Buradasınız
Bursa’da Göçmen Faciasının Hatırlattığı Acı Gerçekler
Ankara’dan bir genç işçi
Acı haber bu kez Bursa’dan geldi. Suriyeli bir göçmen işçi ailenin yaşadığı evde yangın çıktı. Yangında 9 göçmen kardeşimiz yaşamını yitirdi, 3’ü yaralandı. Ölenlerin 8’i henüz çocuktu. Yiten canlar yine yoksulların çocuklarıydı. Bartın Amasra’da yitip giden 42 canımız gibi. Göçmen ya da yerli, ölenler zengin sınıftan değillerdi. Hayır, onlar işçi sınıfının insanlarıydı. Baba, gündüzleri tekstilde çalışarak geceleri kâğıt toplayarak ailesinin geçimini sağlamaya çalışan bir işçi; anne ev emekçisi bir kadın; çocuklar henüz 1 ile 10 yaş arasındaki işçi çocukları. Hatta aralarında babası gibi tekstilde çalışan çocuk işçiler de var…
Yangın faciasında yaşamını yitiren göçmen kardeşlerimiz bir savaş cehenneminden kaçıp gelmişlerdi Bursa’ya.
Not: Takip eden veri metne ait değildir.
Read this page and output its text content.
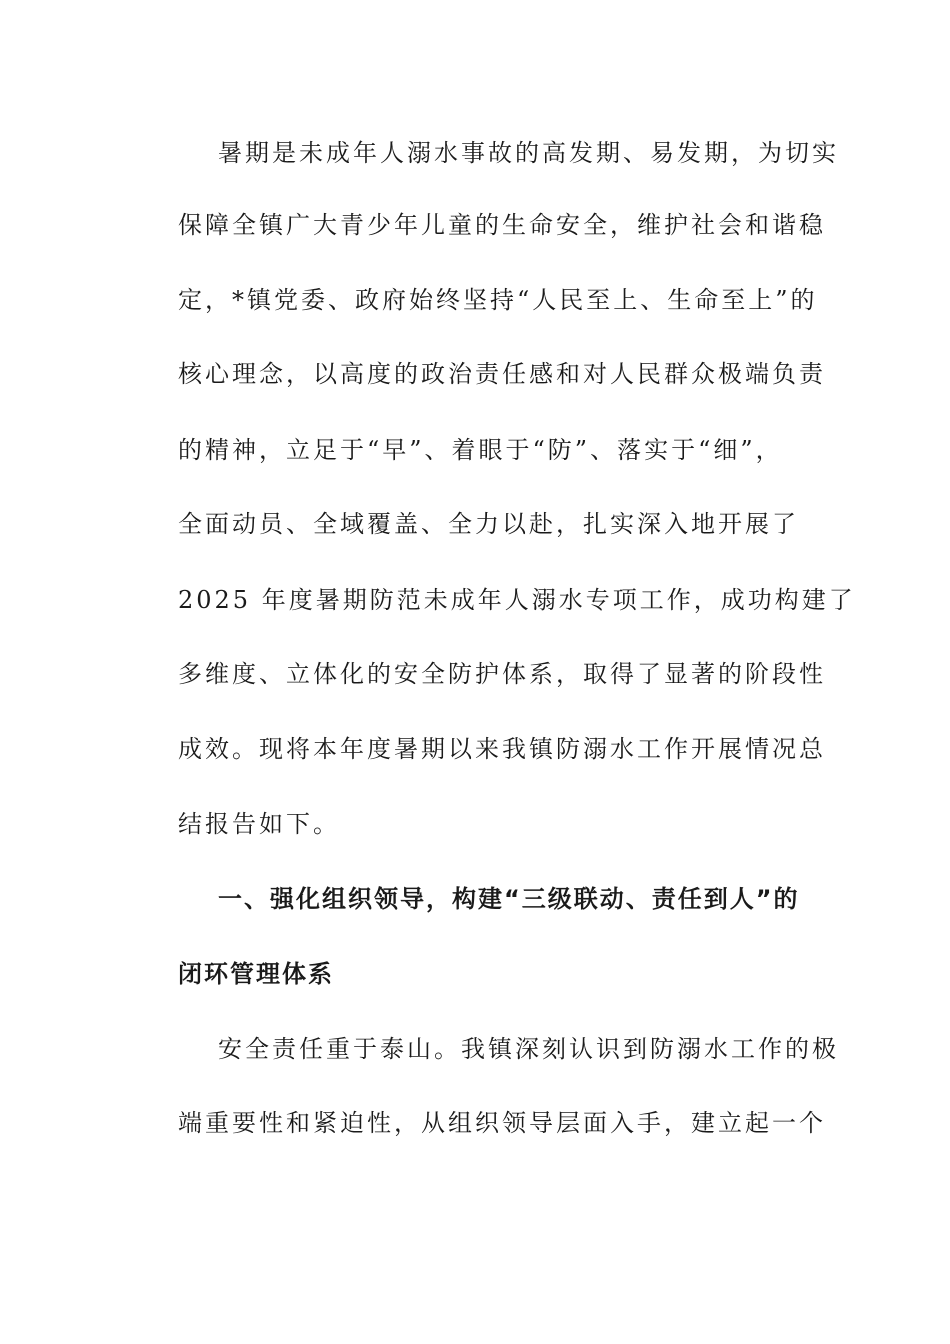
暑期是未成年人溺水事故的高发期、易发期，为切实
保障全镇广大青少年儿童的生命安全，维护社会和谐稳
定，*镇党委、政府始终坚持“人民至上、生命至上”的
核心理念，以高度的政治责任感和对人民群众极端负责
的精神，立足于“早”、着眼于“防”、落实于“细”，
全面动员、全域覆盖、全力以赴，扎实深入地开展了
2025 年度暑期防范未成年人溺水专项工作，成功构建了
多维度、立体化的安全防护体系，取得了显著的阶段性
成效。现将本年度暑期以来我镇防溺水工作开展情况总
结报告如下。
一、强化组织领导，构建“三级联动、责任到人”的
闭环管理体系
安全责任重于泰山。我镇深刻认识到防溺水工作的极
端重要性和紧迫性，从组织领导层面入手，建立起一个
Tepemize çöreklenmiş Türkiyeli egemenlerin de içinde olduğu emperyalist devletlerin, kendi çıkarları uğruna başlattıkları ve sürdürdükleri haksız bir savaştır bu. Haksızdır, çünkü sömürücülerin kendi aralarındaki çıkar rekabetine dayanır. Egemenlerin nüfuz alanları üzerindeki kavgası yüzünden kentler yakılıp yıkılıyor; emekçiler açlığa, ölüme mahkûm ediliyor. Göçtükleri yerlerde de acılar son bulmuyor. Egemenlerin yalanlarına kanan örgütsüz emekçiler, göçmenleri kendi dertlerinin sorumlusu olarak görüyor. Oysa işçiler arasında düşmanlık yaratanlar, göçmenleri en kötü koşullarda çalıştırıp bir taşla iki kuş vuruyorlar. Hem emekçilerin birliğini bozuyorlar hem de göçmen işçilerin sömürüsüyle sermayelerini büyütüyorlar.
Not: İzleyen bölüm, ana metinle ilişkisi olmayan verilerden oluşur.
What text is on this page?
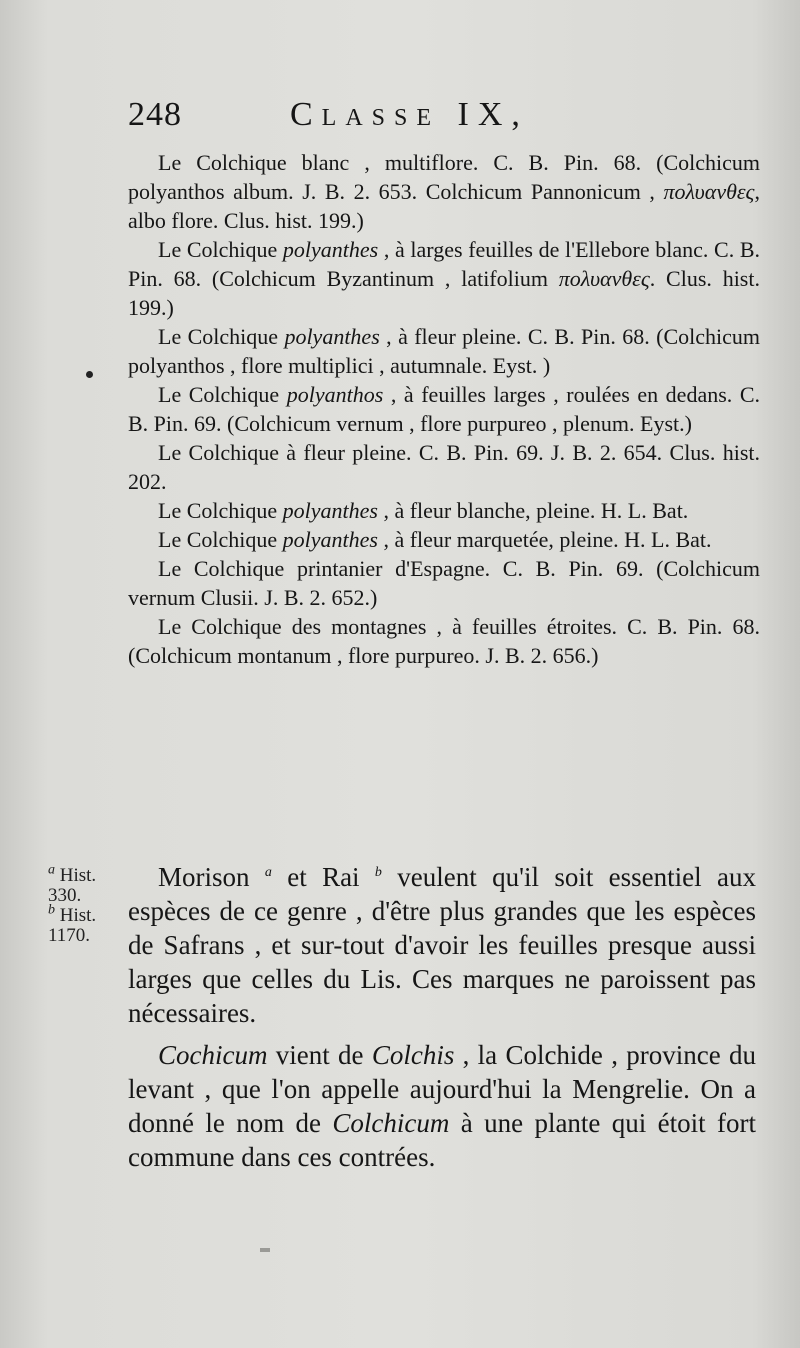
248	Classe IX,

Le Colchique blanc , multiflore. C. B. Pin. 68. (Colchicum polyanthos album. J. B. 2. 653. Colchicum Pannonicum , πολυανθες, albo flore. Clus. hist. 199.)

Le Colchique polyanthes , à larges feuilles de l'Ellebore blanc. C. B. Pin. 68. (Colchicum Byzantinum , latifolium πολυανθες. Clus. hist. 199.)

Le Colchique polyanthes , à fleur pleine. C. B. Pin. 68. (Colchicum polyanthos , flore multiplici , autumnale. Eyst. )

Le Colchique polyanthos , à feuilles larges , roulées en dedans. C. B. Pin. 69. (Colchicum vernum , flore purpureo , plenum. Eyst.)

Le Colchique à fleur pleine. C. B. Pin. 69. J. B. 2. 654. Clus. hist. 202.

Le Colchique polyanthes , à fleur blanche, pleine. H. L. Bat.

Le Colchique polyanthes , à fleur marquetée, pleine. H. L. Bat.

Le Colchique printanier d'Espagne. C. B. Pin. 69. (Colchicum vernum Clusii. J. B. 2. 652.)

Le Colchique des montagnes , à feuilles étroites. C. B. Pin. 68. (Colchicum montanum , flore purpureo. J. B. 2. 656.)

$^a$ Hist. 330.

$^b$ Hist. 1170.

Morison $^a$ et Rai $^b$ veulent qu'il soit essentiel aux espèces de ce genre , d'être plus grandes que les espèces de Safrans , et sur-tout d'avoir les feuilles presque aussi larges que celles du Lis. Ces marques ne paroissent pas nécessaires.

Cochicum vient de Colchis , la Colchide , province du levant , que l'on appelle aujourd'hui la Mengrelie. On a donné le nom de Colchicum à une plante qui étoit fort commune dans ces contrées.
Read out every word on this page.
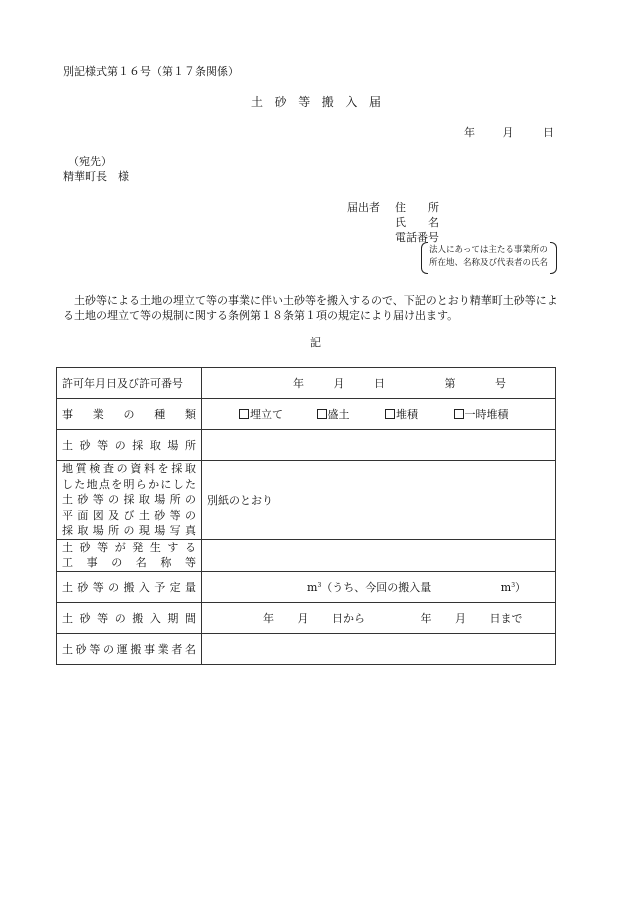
別記様式第１６号（第１７条関係）
土 砂 等 搬 入 届
年	月	日
（宛先）
精華町長　様
届出者 住　　所
氏　　名
電話番号
法人にあっては主たる事業所の
所在地、名称及び代表者の氏名
土砂等による土地の埋立て等の事業に伴い土砂等を搬入するので、下記のとおり精華町土砂等による土地の埋立て等の規制に関する条例第１８条第１項の規定により届け出ます。
記
許可年月日及び許可番号	年 月 日 第 号
事業の種類	埋立て 盛土 堆積 一時堆積
土砂等の採取場所	

地質検査の資料を採取
した地点を明らかにした
土砂等の採取場所の
平面図及び土砂等の
採取場所の現場写真	別紙のとおり

土砂等が発生する
工事の名称等	

土砂等の搬入予定量	$m^3$（うち、今回の搬入量 $m^3$）
土砂等の搬入期間	年 月 日から 年 月 日まで
土砂等の運搬事業者名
Sınıfımızın en yoksul, en güvencesiz kesimidir göçmenler. Emperyalist savaştan kaçtıklarında tek umutları yaşamak! Ama bu kahrolası düzende yaşayabilmenin kendisi de bir savaş. Söz konusu yersiz yurtsuz, işsiz aşsız göçmenler olunca, bu savaş çok daha yıkıcı oluyor. Göçmenlerin çoğu hayvanların dahi barınamayacağı izbelerde yaşıyor. Herkes onlara mülteci diyor ama resmiyette mülteci bile değiller. Geçici koruma statüsündeler. İktidarın deyişiyle misafir! Mülteci statüsünde olsalardı pek çok hakları ve imkânları olacaktı. Ama hükümet sinsi bir şekilde uyguladığı politikayla Suriyeli göçmenleri derin bir belirsizlik ve mahrumiyet çukuruna hapsetti.
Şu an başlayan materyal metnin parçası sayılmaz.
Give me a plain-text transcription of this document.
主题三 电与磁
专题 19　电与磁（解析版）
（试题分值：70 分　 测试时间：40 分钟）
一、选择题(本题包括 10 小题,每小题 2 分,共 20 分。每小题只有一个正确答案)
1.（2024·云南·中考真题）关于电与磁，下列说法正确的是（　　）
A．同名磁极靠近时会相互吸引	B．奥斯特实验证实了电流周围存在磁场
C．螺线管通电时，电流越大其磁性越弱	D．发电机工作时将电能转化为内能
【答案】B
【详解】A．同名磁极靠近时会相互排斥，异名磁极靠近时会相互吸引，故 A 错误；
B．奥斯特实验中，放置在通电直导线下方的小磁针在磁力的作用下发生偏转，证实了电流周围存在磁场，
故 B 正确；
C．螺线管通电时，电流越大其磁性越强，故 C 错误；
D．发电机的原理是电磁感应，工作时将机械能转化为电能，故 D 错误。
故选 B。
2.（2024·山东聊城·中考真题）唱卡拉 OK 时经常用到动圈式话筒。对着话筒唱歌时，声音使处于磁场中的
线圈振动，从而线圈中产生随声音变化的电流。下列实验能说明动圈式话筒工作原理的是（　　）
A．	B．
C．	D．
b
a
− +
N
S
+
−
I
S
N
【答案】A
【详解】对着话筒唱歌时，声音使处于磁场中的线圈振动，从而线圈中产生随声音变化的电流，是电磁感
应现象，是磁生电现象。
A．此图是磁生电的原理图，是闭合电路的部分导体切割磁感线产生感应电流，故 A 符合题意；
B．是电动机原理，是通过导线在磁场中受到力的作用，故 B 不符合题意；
Bursa’da olduğu gibi gerçekleşen acılı ölümler, bu çukurun lanetini ortaya seriyor. Yarı aç yarı tok kalabilmek uğruna dayatılan en pis işlerde gece gündüz çalışıyorlar. İşçi Sağlığı ve İş Güvenliği Meclisi (İSİG), iş cinayetleriyle ilgili her ay hazırladığı raporda, 2022 yılının ilk on ayında 80 göçmen işçinin hayatını kaybettiğini açıkladı. Büyük bir çoğunluğu kayıt dışı çalıştırıldığı için elbette bu veriler gerçeği yansıtamıyor. Ama çocuklar dâhil göçmen işçilerin iş cinayetlerinde de en başta kurban edildiği acı bir gerçek. Bursa’daki faciada ölen çocuklardan ikisi işçiydi. Yine pek çok göçmen ailesinde yaşandığı gibi merdiven altı atölyelerde çalışıyorlardı. Evet, belki onların bedenleri kıyıya vurmadı. Ama bin bir eziyetle kuşatılmış bu körpecik bedenler, bir an olsun açlığın, sefaletin ve ölümün kıyısından uzaklaşabilmişler miydi? Fazla söze gerek yok. 21. yüzyılda savaşın alevlerinden kaçan insanların soba yangınında ölmeleri ve yan yana dizilmiş 8’i çocuk 9 tabutun görüntüsü, savaşın, yoksulluğun ve göçmenliğin ne demek olduğunu çarpıcı bir şekilde anlatıyor.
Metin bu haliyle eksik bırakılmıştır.